LH: Sabemos que los amigos venezolanos están observando lo que está pasando en China por esta visita para ver qué resultado podría ser más favorable para el desarrollo de Venezuela. Yo quería decir que durante la reunión en Beijing, el presidente Xi afirmó muy claramente que el pueblo chino está impulsando integralmente una modernización de estilo chino y mantiene un desarrollo de alta calidad, mientras que el pueblo estadounidense también está impulsando su desarrollo hacia una nueva etapa. O sea, la gran revitalización de China y «Make America Great Again» no son dos objetivos excluyentes, sino que ambos pueden beneficiar al mundo.
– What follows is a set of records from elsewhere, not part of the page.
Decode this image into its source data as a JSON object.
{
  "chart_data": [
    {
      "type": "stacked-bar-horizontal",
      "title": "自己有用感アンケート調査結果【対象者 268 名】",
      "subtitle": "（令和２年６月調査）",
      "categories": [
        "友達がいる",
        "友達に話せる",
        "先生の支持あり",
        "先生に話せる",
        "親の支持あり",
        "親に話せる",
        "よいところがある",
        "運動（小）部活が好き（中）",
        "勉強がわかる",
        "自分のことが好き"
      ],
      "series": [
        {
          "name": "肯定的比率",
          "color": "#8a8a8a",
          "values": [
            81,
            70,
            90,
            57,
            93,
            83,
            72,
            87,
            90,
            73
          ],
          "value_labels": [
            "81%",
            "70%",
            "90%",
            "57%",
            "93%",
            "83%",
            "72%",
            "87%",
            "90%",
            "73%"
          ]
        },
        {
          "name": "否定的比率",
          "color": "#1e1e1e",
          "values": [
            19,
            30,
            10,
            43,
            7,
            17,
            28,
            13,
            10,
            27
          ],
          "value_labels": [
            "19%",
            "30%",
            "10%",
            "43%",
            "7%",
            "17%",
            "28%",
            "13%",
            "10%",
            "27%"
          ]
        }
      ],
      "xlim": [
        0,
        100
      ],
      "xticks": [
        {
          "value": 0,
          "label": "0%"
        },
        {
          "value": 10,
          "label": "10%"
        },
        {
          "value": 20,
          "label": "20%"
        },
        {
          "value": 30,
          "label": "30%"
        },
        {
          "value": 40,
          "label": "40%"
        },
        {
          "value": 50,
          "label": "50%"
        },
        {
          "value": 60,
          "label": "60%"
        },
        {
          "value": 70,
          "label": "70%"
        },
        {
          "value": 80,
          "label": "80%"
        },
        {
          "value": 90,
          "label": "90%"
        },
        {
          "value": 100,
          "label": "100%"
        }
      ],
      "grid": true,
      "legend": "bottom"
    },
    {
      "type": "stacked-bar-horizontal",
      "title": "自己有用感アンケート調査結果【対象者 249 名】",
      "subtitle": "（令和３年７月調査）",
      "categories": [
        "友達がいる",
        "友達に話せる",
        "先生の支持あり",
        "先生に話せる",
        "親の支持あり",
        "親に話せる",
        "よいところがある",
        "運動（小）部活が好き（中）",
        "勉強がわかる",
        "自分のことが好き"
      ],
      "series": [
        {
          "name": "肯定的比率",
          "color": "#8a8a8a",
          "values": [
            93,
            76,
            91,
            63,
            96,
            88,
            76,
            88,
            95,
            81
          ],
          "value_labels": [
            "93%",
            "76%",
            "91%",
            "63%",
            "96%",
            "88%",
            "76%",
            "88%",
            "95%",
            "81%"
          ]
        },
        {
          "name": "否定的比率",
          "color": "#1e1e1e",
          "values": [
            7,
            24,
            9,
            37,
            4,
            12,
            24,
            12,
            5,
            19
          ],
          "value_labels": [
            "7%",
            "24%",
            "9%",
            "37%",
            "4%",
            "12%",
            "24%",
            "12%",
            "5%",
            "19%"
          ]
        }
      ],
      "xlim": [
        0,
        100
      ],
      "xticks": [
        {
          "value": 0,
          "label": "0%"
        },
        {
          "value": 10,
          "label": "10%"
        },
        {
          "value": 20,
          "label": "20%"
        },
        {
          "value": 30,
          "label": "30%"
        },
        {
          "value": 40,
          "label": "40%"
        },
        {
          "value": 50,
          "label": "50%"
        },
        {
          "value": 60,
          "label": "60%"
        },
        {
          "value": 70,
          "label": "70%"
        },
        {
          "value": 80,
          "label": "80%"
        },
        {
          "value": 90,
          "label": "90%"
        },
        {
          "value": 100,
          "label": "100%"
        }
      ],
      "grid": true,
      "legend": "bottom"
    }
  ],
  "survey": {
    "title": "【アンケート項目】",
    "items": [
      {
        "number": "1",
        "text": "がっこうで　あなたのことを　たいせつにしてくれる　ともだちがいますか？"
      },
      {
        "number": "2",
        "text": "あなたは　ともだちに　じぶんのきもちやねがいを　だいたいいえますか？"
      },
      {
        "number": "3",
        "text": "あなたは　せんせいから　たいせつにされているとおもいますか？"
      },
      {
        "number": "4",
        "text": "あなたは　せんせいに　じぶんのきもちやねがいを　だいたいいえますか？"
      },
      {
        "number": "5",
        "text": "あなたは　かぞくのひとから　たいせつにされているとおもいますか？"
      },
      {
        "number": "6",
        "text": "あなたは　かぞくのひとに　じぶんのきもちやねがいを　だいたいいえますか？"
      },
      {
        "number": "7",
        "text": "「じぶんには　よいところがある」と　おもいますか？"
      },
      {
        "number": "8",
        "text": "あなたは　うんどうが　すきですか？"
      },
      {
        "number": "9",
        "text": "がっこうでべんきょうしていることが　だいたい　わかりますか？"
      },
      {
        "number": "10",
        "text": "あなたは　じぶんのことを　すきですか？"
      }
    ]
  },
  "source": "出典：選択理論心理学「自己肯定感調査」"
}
Quería decir muy claramente que, con respecto a la cooperación en Venezuela, China nunca ha creído que Venezuela deba tomar partido en las relaciones entre las dos grandes potencias. China y Estados Unidos pueden y deben participar conjuntamente en el desarrollo económico y social de Venezuela con el destino de beneficiar al pueblo venezolano. Cuando hablamos de la relación bilateral, desde el establecimiento de relaciones diplomáticas entre China y Venezuela hace más de 50 años.
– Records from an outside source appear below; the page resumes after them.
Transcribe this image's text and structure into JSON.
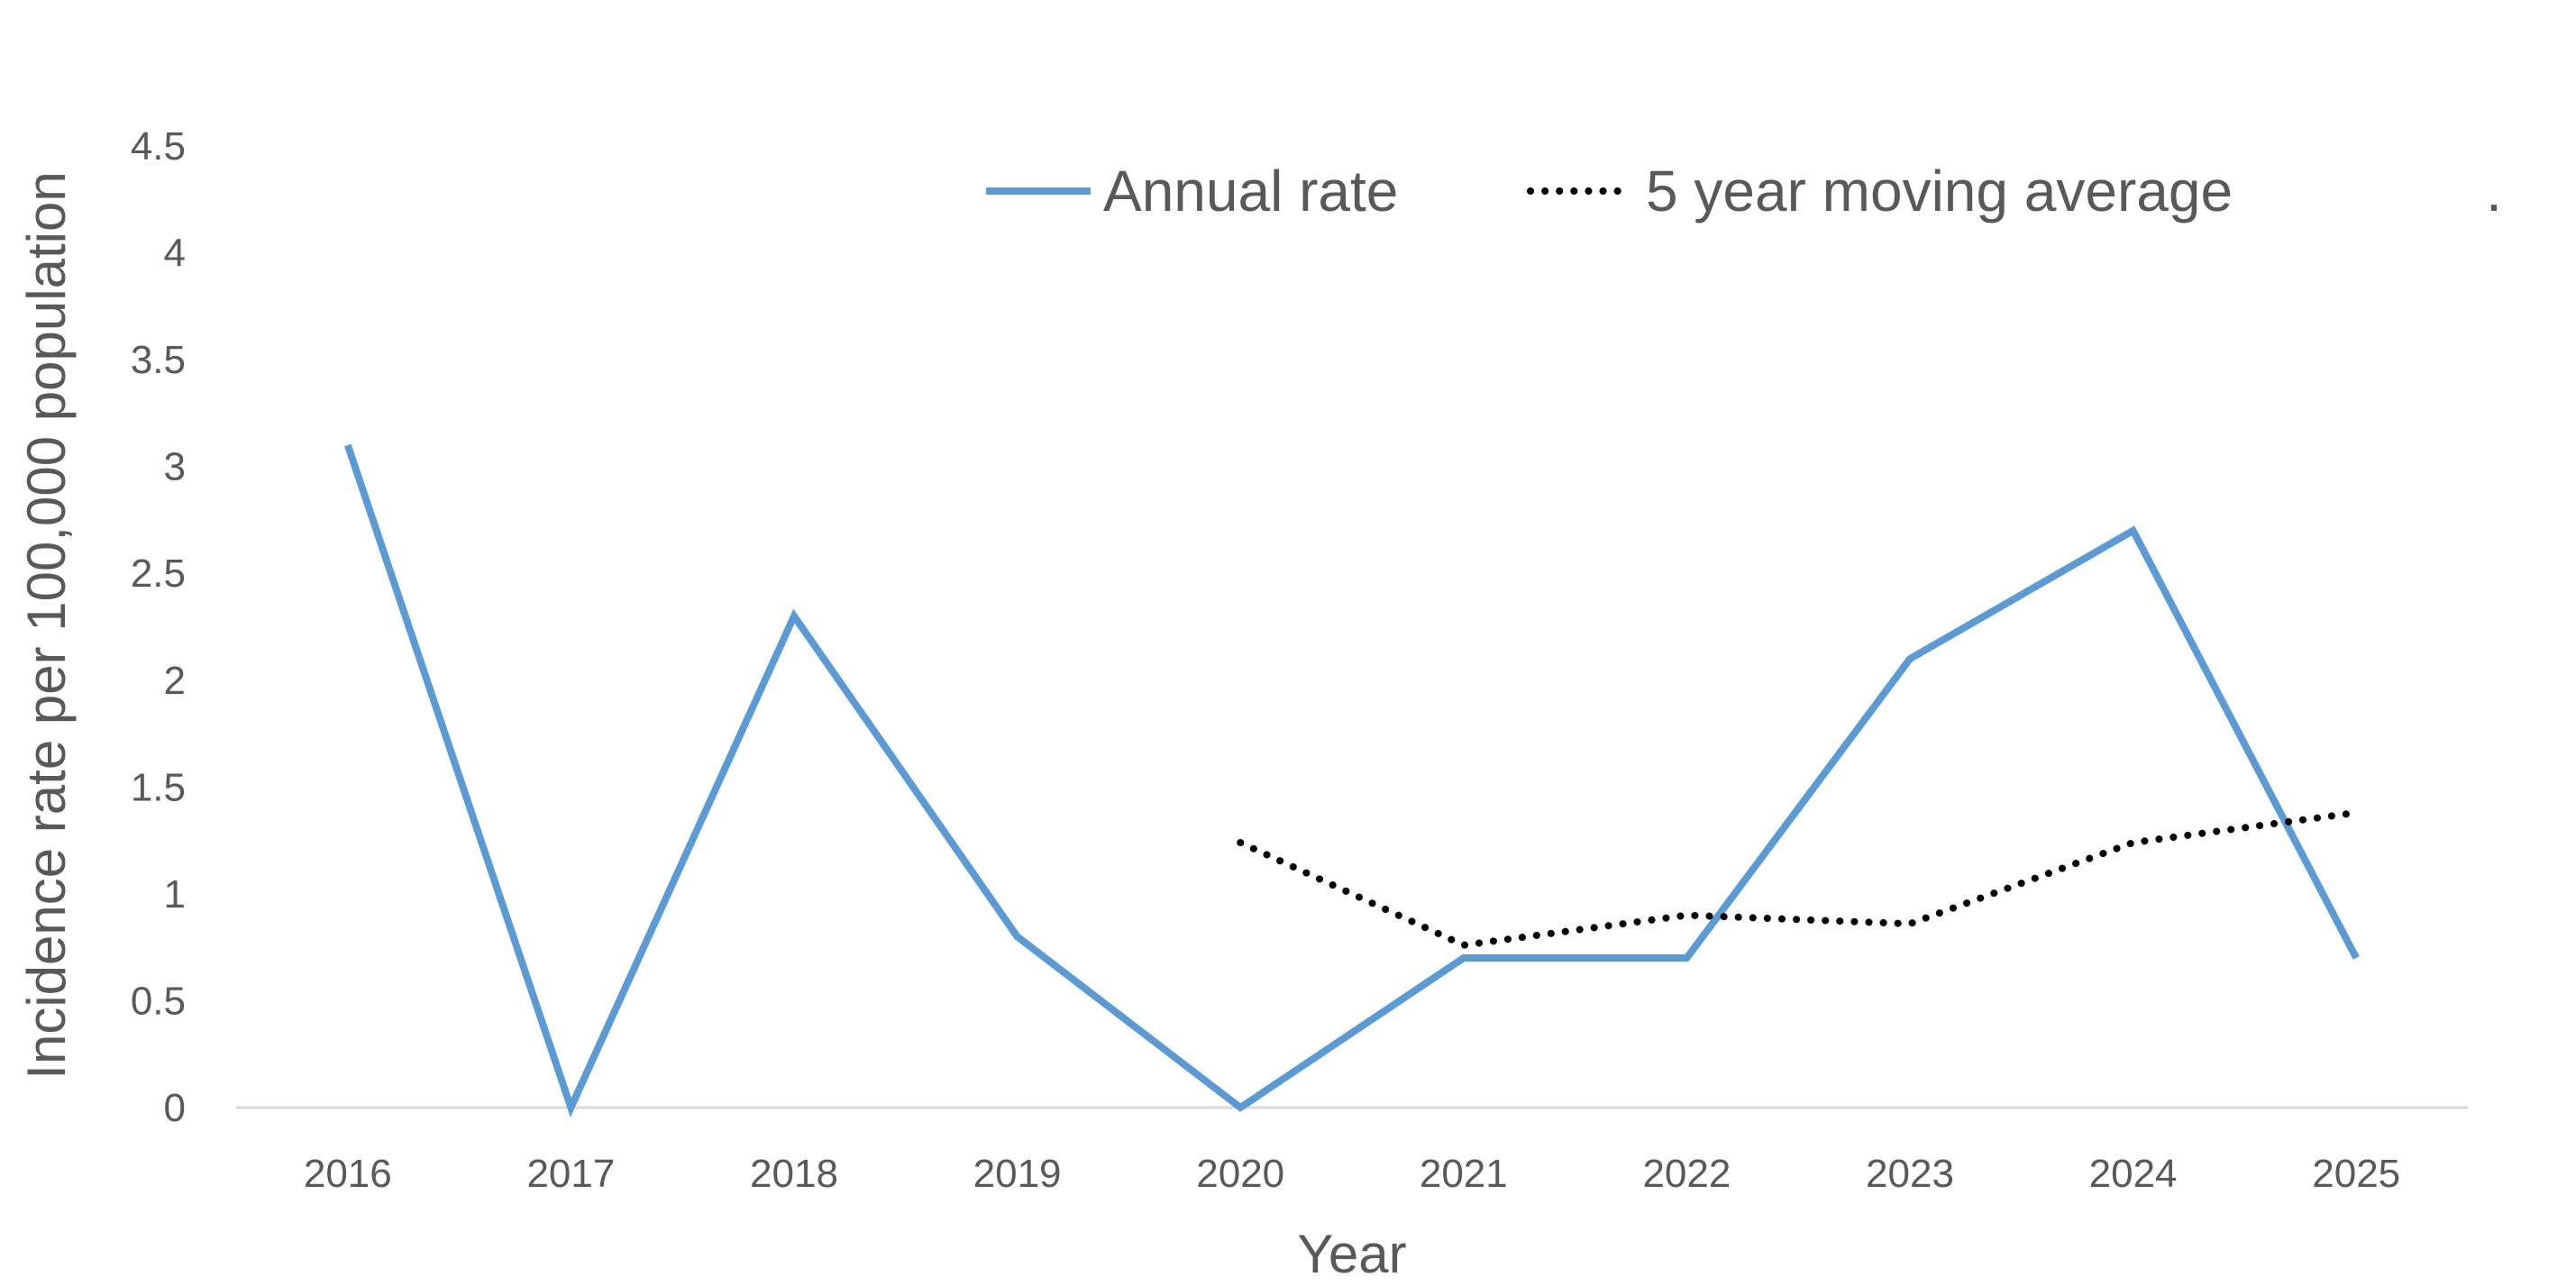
{
  "chart_data": {
    "type": "line",
    "xlabel": "Year",
    "ylabel": "Incidence rate per 100,000 population",
    "x": [
      "2016",
      "2017",
      "2018",
      "2019",
      "2020",
      "2021",
      "2022",
      "2023",
      "2024",
      "2025"
    ],
    "ylim": [
      0,
      4.5
    ],
    "yticks": [
      "0",
      "0.5",
      "1",
      "1.5",
      "2",
      "2.5",
      "3",
      "3.5",
      "4",
      "4.5"
    ],
    "grid": false,
    "legend_position": "top",
    "legend_extra": ".",
    "series": [
      {
        "name": "Annual rate",
        "style": "solid",
        "color": "#5B9BD5",
        "values": [
          3.1,
          0,
          2.3,
          0.8,
          0,
          0.7,
          0.7,
          2.1,
          2.7,
          0.7
        ]
      },
      {
        "name": "5 year moving average",
        "style": "dotted",
        "color": "#000000",
        "values": [
          null,
          null,
          null,
          null,
          1.24,
          0.76,
          0.9,
          0.86,
          1.24,
          1.38
        ]
      }
    ]
  }
}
Ambos países se han convertido en socios estratégicos que confían y se apoyan mutuamente. China siempre ha apoyado al gobierno y al pueblo venezolano a salvaguardar su soberanía, su independencia y la dignidad nacional, y apoyamos a Venezuela en la exploración de una vía de desarrollo acorde con sus condiciones nacionales con todo respeto. Para el futuro, China y Venezuela continuarán apoyándose mutuamente; los intereses de China en Venezuela también deben ser protegidos firmemente y las relaciones bilaterales continuarán avanzando hacia un desarrollo común con una ganancia compartida. Vamos a seguir promoviendo las cooperaciones en todos los sectores, siempre con el pueblo venezolano como nuestro eje central. Independientemente de cómo evolucione la situación en el futuro, China siempre será un amigo sincero en el que el pueblo venezolano puede confiar.
Queremos trabajar conjuntamente y apoyar todo lo que quiera hacer el pueblo venezolano, porque es su derecho soberano establecer esta cooperación con cualquier socio o país del mundo, y China es uno de sus socios más confiables.